0

I want to generate 50 numbers with rnorm, with two criteria. If there are numbers <99 or >101 (i.e., outside 99-101), omit them and run rnorm again until 50 total numbers that meet criteria are generated.

  1. This is unrelated to statistics. I'm simply trying to learn how to use while loops.
  2. I suspect the rnorm(50, part on line 3., is computationally inefficient -- any advice there would be great.

  3. The main problem I have is that although this code works, it goes on for ever. It needs to terminate when there are 50 observations that meet criteria. Thus far, I have tried unsuccessfully to use if and break to do this...

Code so far:

1.   z = rnorm(50, mean = 100, sd = 10)
2.   while( match(TRUE, z > 99) > 0 | match(TRUE, z < 101) > 0 )  {
3.   z = c( z[z >= 99 & z <= 101], rnorm(50, mean = 100, sd = 10 )) 
4.   }
lnNoam
  • 1,055
  • 11
  • 20
  • you can consider a random number generations with lower and upper bounds. See here http://stackoverflow.com/questions/19343133/setting-upper-and-lower-limits-in-rnorm – SabDeM May 30 '15 at 04:02

2 Answers2

1

The reason your loop "never quits" in its current form is because the stats are literally stacked against you.

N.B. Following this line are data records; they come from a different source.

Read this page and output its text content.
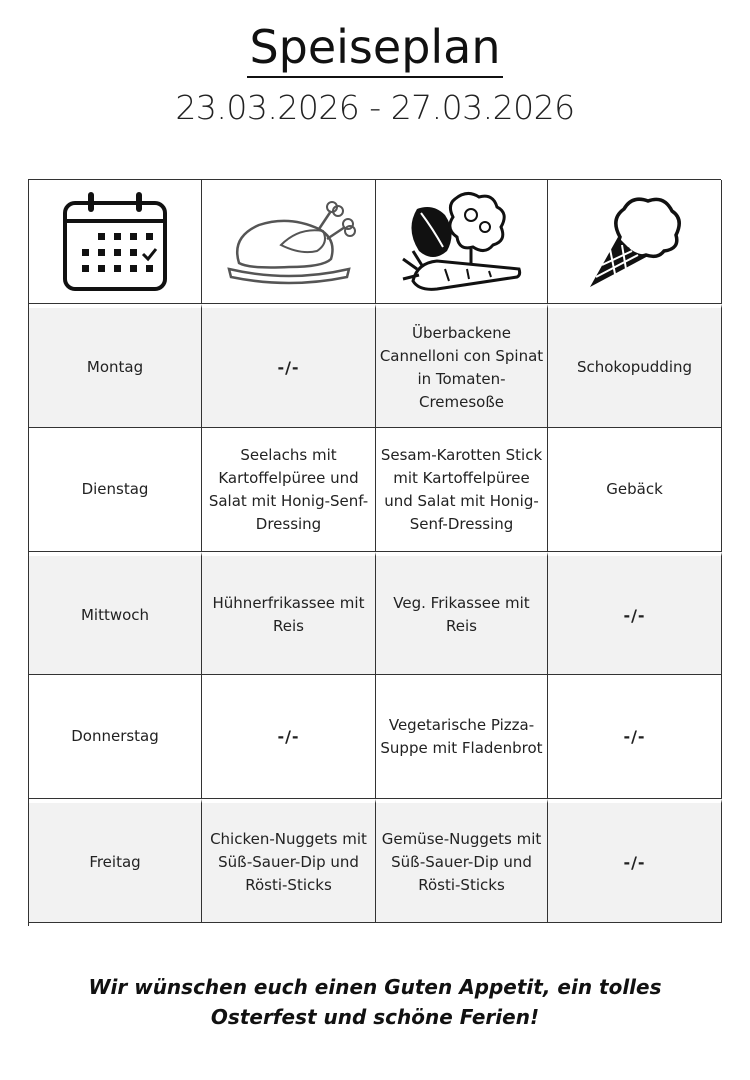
Speiseplan
23.03.2026 - 27.03.2026
Montag	-/-
Überbackene Cannelloni con Spinat in Tomaten-Cremesoße
Schokopudding
Dienstag
Seelachs mit Kartoffelpüree und Salat mit Honig-Senf-Dressing
Sesam-Karotten Stick mit Kartoffelpüree und Salat mit Honig-Senf-Dressing
Gebäck
Mittwoch
Hühnerfrikassee mit Reis
Veg. Frikassee mit Reis
-/-
Donnerstag	-/-
Vegetarische Pizza-Suppe mit Fladenbrot
-/-
Freitag
Chicken-Nuggets mit Süß-Sauer-Dip und Rösti-Sticks
Gemüse-Nuggets mit Süß-Sauer-Dip und Rösti-Sticks
-/-
Wir wünschen euch einen Guten Appetit, ein tolles Osterfest und schöne Ferien!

The probability of consecutively generating 50 normally distributed numbers within ±1 standard deviation of the mean is approximately 4.22E-9. And your tolerance is only 1/10th of one standard deviation, so imagine how astronomically small your odds are.

The simplest way to enforce a fixed number of iterations of a loop is the for loop:

for (i in 1:50) {
  sum = sum + sum^0.5
}

Otherwise you can add a watchdog counter like follows:

z = rnorm(50, mean = 100, sd = 10)
wd = 0
while( match(TRUE, z > 99) > 0 | match(TRUE, z < 101) > 0 )  {
  z = c( z[z >= 99 & z <= 101], rnorm(50, mean = 100, sd = 10 ))
  wd = wd + 1
  if (wd == 50) { break }
}

Also keep in mind that loops in R are relatively slow (compared to more typical operations) and their use is discouraged unless there is a good reason. R is a functional language and most operators and functions are vectorized. You will find the vectorized operations perform substantially faster than equivalent loop-like / procedural flows.

Special Sauce
  • 5,338
  • 2
  • 27
  • 31
  • Thanks I was not trying to create 50 normally distributed numbers. Rather, I just wanted to see excluding occur for numbers outside 99-101 until I had 50 numbers. I have actually learned about watchdog counters before (e.g., in python)...why I didn't think of it here is a mystery to me. Anyway, thanks again for the help! – lnNoam May 30 '15 at 04:33
  • Ah, I see what you were trying to accomplish. Your current code won't work because the `c( )` command is doing a vector concatenation that is always adding 50 new normal numbers to `z`, so `z` is always growing in length. – Special Sauce May 30 '15 at 04:41
  • Yes, I fixed that. Thanks again for the help. – lnNoam May 30 '15 at 04:59
0

I figured out this solution too, which will also do it:

rnorm_rg = function(x, mean, sd, lwr, upr){
  z = rnorm(x, mean = mean, sd = sd)
  while ( length(z[z >= lwr & z <= upr]) < x ) {
    z = c( z[z >= lwr & z <= upr], rnorm(x, mean = mean, sd = sd) )
    z = z[z >= lwr & z <= upr]
  }
  print(z)
}

e.g.,

rnorm_rg(  x = 50
           , mean = 100
           , sd = 10
           , lwr = 99
           , upr = 101
)
lnNoam
  • 1,055
  • 11
  • 20